Appelée à examiner le crédit-cadre pour la poursuite de la coopération avec les États d'Europe de l'Est et de la CEI (04.020), la Commission de politique extérieure du Conseil national a décidé par 17 voix contre 0 et 7 abstentions de suivre le Conseil des États. Au lieu d'accorder un quatrième crédit-cadre d'un montant de 800 millions de francs pour une durée de quatre ans au moins, comme le proposait le Conseil fédéral, il s'agira de prolonger jusqu'à fin 2006 l'actuel crédit-cadre et de le relever de 400 millions de francs. Auparavant, la commission avait refusé par 18 voix contre 6 de renvoyer le projet au Conseil fédéral.

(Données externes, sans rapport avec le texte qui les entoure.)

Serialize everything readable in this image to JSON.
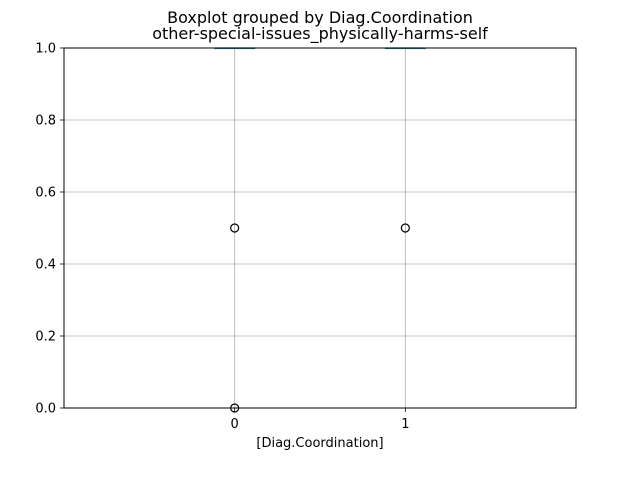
{
  "chart_data": {
    "type": "boxplot",
    "title": "Boxplot grouped by Diag.Coordination",
    "subtitle": "other-special-issues_physically-harms-self",
    "xlabel": "[Diag.Coordination]",
    "ylabel": "",
    "categories": [
      "0",
      "1"
    ],
    "ylim": [
      0,
      1.0
    ],
    "yticks": [
      "0.0",
      "0.2",
      "0.4",
      "0.6",
      "0.8",
      "1.0"
    ],
    "grid": true,
    "boxes": [
      {
        "category": "0",
        "min": 1.0,
        "q1": 1.0,
        "median": 1.0,
        "q3": 1.0,
        "max": 1.0,
        "outliers": [
          0.5,
          0.0
        ]
      },
      {
        "category": "1",
        "min": 1.0,
        "q1": 1.0,
        "median": 1.0,
        "q3": 1.0,
        "max": 1.0,
        "outliers": [
          0.5
        ]
      }
    ],
    "colors": {
      "grid": "#b0b0b0",
      "box": "#1f77b4",
      "median": "#2ca02c",
      "outlier_edge": "#000000"
    }
  }
}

Par cette décision, la commission désire assurer la continuité de la coopération avec les Etats de l'Europe de l'Est pour une période de transition au cours de laquelle le Conseil fédéral devra approfondir les rapports complexes qui existent entre cette coopération et les contributions à la cohésion de l'Europe élargie. Il devrait ensuite être possible d'adopter une réglementation à plus long terme et tournée vers l'avenir pour le financement de ladite coopération. La majorité de la commission est convaincue que l'aide à l'Est constitue un volet essentiel de la politique extérieure suisse, tant du point de vue de la solidarité que de la défense des intérêts nationaux. À ses yeux, une transition réussie des pays de l'Est vers l'État de droit, la démocratie et l'économie de marché aura des retombées positives sur l'économie et la sécurité de la Suisse. Une minorité de la commission a par contre exprimé ses doutes quant à l'efficacité et l'opportunité de la coopération avec les pays de l'Est.
La CPE-N appuie les priorités définies par le Conseil fédéral en vue de la 59ème Assemblée générale des Nations unies, qui s'ouvrira le 14 septembre prochain. Les débats ont mis en évidence l'importance des domaines d'activité suivants pour la Suisse : réforme de l'ONU, réalisation des objectifs du millénaire, droits de l'homme, dimension sociale de la mondialisation, désarmement et questions de migration. Dans ce contexte, la commission a discuté de la sécurité des organisations internationales établies à Genève et de l'éventuel rattachement de l'OMC à l'ONU.
Par 14 voix contre 11, la commission a décidé de donner suite à une pétition visant à prolonger et renforcer l'engagement de la Suisse dans la région des Grands-Lacs. Sont notamment concernées la reconstruction de la société civile et des infrastructures, la coopération au développement à long terme, la promotion de la paix et de la démocratie et la prévention de l'exploitation illégale des ressources naturelles.
La commission s'est par ailleurs demandé si les Conventions de Genève pouvaient encore remplir les objectifs qui leur avaient été assignées (assurer la plus grande protection possible à la population civile en cas de conflits armés) compte tenu des nouvelles formes de conflits dites asymétriques, et s'il convenait de les réformer. Vu la complexité du sujet, la commission a décidé d'approfondir la question dans le cadre d'un séminaire spécifique.
Enfin, la commission s'est renseignée sur différents sujets d'actualité auprès des conseillers fédéraux compétents, principalement sur la situation au Darfour et au Sahara occidental, ainsi que sur la résolution de l'ONU relative à la barrière de sécurité israélienne et sur le mandat confié à la Suisse de mener des consultations en vue d'assurer le respect de la IVe Convention de Genève dans les territoires occupés. S'agissant de l'économie extérieure, la commission a examiné les conclusions de la séance des 31 juillet et 1er août 2004 du Conseil général de l'OMC. Elle s'est également informée de l'extension de l'accord entre la Suisse et la France relatif à la coopération transfrontalière en matière judiciaire, policière et douanière.
La commission s'est réunie les 30 et 31 août 2004 à Berne, sous la présidence de M. le conseiller national Erwin Jutzet (SP/FR) et en présence de M. Josef Deiss, président de la Confédération, et de Mme Micheline Calmy-Rey, conseillère fédérale.